Secondo l’avvocata giuslavorista Claudia Ogriseg, vicepresidente dell’Associazione Giuslavoristi Italiani e membro della European Employment Lawyers Association, siamo solo all’inizio di uno shock sistemico. “L’AI generativa è uno tsunami da cui stiamo cercando di proteggerci con una diga costruita da castori e nemmeno finita”, osserva, sottolineando come non esistano motivi giuridici per trattare l’intelligenza artificiale diversamente da altre innovazioni tecnologiche del passato.

Il vero problema è che il diritto del lavoro continua a basarsi su modelli organizzativi novecenteschi, fondati sull’equazione tempo-lavoro-retribuzione. Questo schema era già stato messo in discussione dal lavoro da remoto durante la pandemia, ma senza una reale evoluzione normativa: si è spostato il luogo della prestazione senza cambiare i criteri di valutazione. L’AI ora rompe definitivamente l’equilibrio, perché consente di svolgere in pochi minuti attività che prima richiedevano ore o giorni.

Formazione, produttività e responsabilità

Un nodo centrale è quello della formazione, spesso evocata ma raramente applicata con efficacia. Ogriseg sottolinea che l’obbligo formativo previsto dalle nuove normative europee rischia di rimanere debole senza sanzioni concrete. Le imprese sottovalutano il valore strategico della competenza sull’intelligenza artificiale sia per proteggere il know-how sia per evitare errori operativi. “Il rischio è licenziare dipendenti considerati superflui per poi dover fare marcia indietro perché il sistema ha bisogno di supervisione umana”.

Nel frattempo cresce il fenomeno dell’uso informale degli strumenti AI da parte dei lavoratori, spesso senza autorizzazione aziendale, con potenziali problemi di sicurezza dei dati e affidabilità dei risultati. L’intelligenza artificiale, oltre a migliorare l’efficienza, ha messo in evidenza un problema di produttività che esisteva già ma rimaneva nascosto da modelli organizzativi rigidi.

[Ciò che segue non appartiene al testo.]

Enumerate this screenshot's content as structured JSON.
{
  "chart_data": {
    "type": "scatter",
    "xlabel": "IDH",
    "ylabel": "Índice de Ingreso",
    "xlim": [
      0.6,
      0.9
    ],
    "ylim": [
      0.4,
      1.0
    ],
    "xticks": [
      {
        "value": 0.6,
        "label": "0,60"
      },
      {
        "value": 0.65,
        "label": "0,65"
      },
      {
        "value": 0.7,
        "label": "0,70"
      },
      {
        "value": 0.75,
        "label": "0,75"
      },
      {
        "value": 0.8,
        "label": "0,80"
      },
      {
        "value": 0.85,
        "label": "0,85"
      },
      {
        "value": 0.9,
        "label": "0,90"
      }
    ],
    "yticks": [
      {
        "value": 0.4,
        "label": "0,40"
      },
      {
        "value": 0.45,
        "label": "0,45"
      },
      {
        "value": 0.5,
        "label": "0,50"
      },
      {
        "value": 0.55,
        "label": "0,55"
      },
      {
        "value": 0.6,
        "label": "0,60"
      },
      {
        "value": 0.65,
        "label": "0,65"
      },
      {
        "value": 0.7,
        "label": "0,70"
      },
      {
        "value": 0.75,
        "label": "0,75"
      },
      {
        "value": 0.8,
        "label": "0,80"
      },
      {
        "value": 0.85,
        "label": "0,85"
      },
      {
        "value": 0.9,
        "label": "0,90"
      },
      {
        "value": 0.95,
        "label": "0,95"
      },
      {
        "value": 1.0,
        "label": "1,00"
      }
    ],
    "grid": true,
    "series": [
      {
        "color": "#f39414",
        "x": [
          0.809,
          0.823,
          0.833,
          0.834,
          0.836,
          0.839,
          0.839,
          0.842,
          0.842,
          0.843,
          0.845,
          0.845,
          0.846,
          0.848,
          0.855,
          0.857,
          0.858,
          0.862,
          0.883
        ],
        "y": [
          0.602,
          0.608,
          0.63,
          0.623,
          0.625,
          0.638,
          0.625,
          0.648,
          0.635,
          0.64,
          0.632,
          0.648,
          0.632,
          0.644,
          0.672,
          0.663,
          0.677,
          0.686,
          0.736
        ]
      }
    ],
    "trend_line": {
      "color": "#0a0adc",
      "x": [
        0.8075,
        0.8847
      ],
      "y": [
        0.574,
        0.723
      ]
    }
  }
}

Sindacati e rappresentanza: il ritardo accumulato

La trasformazione investe anche il mondo della rappresentanza del lavoro. Secondo Ogriseg, “i rappresentanti dei lavoratori dovrebbero formarsi molto velocemente, perché sono rimasti indietro, a prima del digitale”. Il cambiamento tecnologico non si limita a sostituire mansioni: ridefinisce il concetto stesso di lavoro, valore e competenza.

La sensazione diffusa è che la transizione sia ormai irreversibile. Più che difendere assetti del passato, la sfida consiste nel costruire istituzioni, regole e organizzazioni capaci di funzionare in un’economia dove produttività e innovazione crescono molto più rapidamente delle strutture sociali che dovrebbero governarle.